Getting your products into a supermarket can make you feel like an aspiring actress desperate for a first break after a string of rejections.
Getting your products into a supermarket can make you feel like an aspiring actress desperate for a first break after a string of rejections. ‘I’m gonna make you a star kid. You’ll be a household name,’ says the agent. ‘Just need you to do a couple of things for me first. Err, sign here.’
For suppliers ‘terms’ can include anything from having to hand over last minute price reductions for promotions, accepting retrospective contract changes, or being de-listed at no notice. Little wonder there’s been a fresh round of calls for a supermarket ombudsman to intervene in this notoriously unregulated industry. As ecommerce remains a thriving sector, businesses no longer have to accept supermarkets' bullyboy demands and can sell online instead.
The truth is that for some suppliers the only thing jumping into bed with the retail behemoths will leave them with are a pile of broken dreams.

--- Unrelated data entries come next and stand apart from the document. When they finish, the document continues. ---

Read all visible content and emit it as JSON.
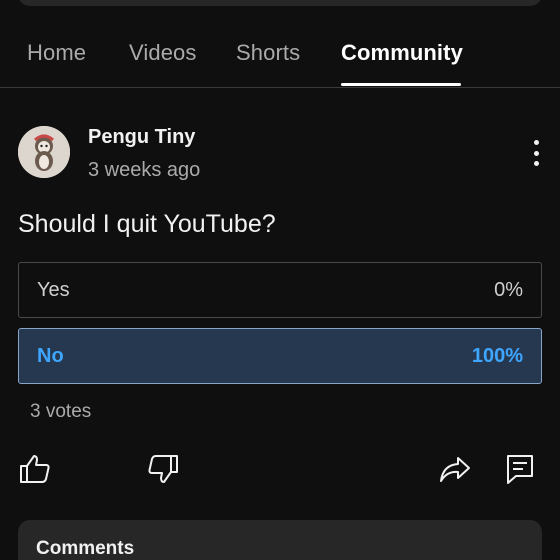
{
  "tabs": [
    {
      "label": "Home"
    },
    {
      "label": "Videos"
    },
    {
      "label": "Shorts"
    },
    {
      "label": "Community",
      "active": true
    }
  ],
  "post": {
    "author": "Pengu Tiny",
    "time": "3 weeks ago",
    "question": "Should I quit YouTube?",
    "options": [
      {
        "label": "Yes",
        "percent": "0%"
      },
      {
        "label": "No",
        "percent": "100%",
        "selected": true
      }
    ],
    "votes": "3 votes"
  },
  "icons": {
    "like": "thumbs-up-icon",
    "dislike": "thumbs-down-icon",
    "share": "share-icon",
    "comment": "comment-icon",
    "more": "more-vertical-icon"
  },
  "comments": {
    "title": "Comments"
  },
  "colors": {
    "background": "#0f0f0f",
    "selected_fill": "#263850",
    "selected_text": "#3ea6ff"
  }
}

But to cast supermarkets as the villains of SMEs is wrong. After all, the fact they control 80 per cent of the grocery market provides a great opportunity for small businesses with the right strategy looking to grow.
Duncan Swift, head of the food and agribusiness recovery group at Grant Thornton, has seen businesses fail after too quickly entering into relationships with supermarkets. Nevertheless, he believes that if approached correctly, SMEs can protect themselves and grow at the same time.
‘Businesses need to first understand their objectives. What do they want out of the supermarkets? If it’s an increase in turnover they need to see if the terms will help them achieve that. As Alan Sugar once said, anyone can sell £1 for 99p.’
Swift adds that if the terms don’t fit, then the business shouldn’t be afraid to say no. And if the business does accept the agreements, there are things it can do to safeguard cash flow.
‘Suppliers should maintain a record of all the trade terms, so if there are any disputes regarding supply commitments they will be in a position to quickly negotiate. Also, businesses shouldn’t be afraid to apply credit control. If they are suffering from late payments, then being assertive with the accounts department will have no bearing on their relationship with the buying department,’ adds Swift.
Play it the right way and you never know – your product really might be the next big thing.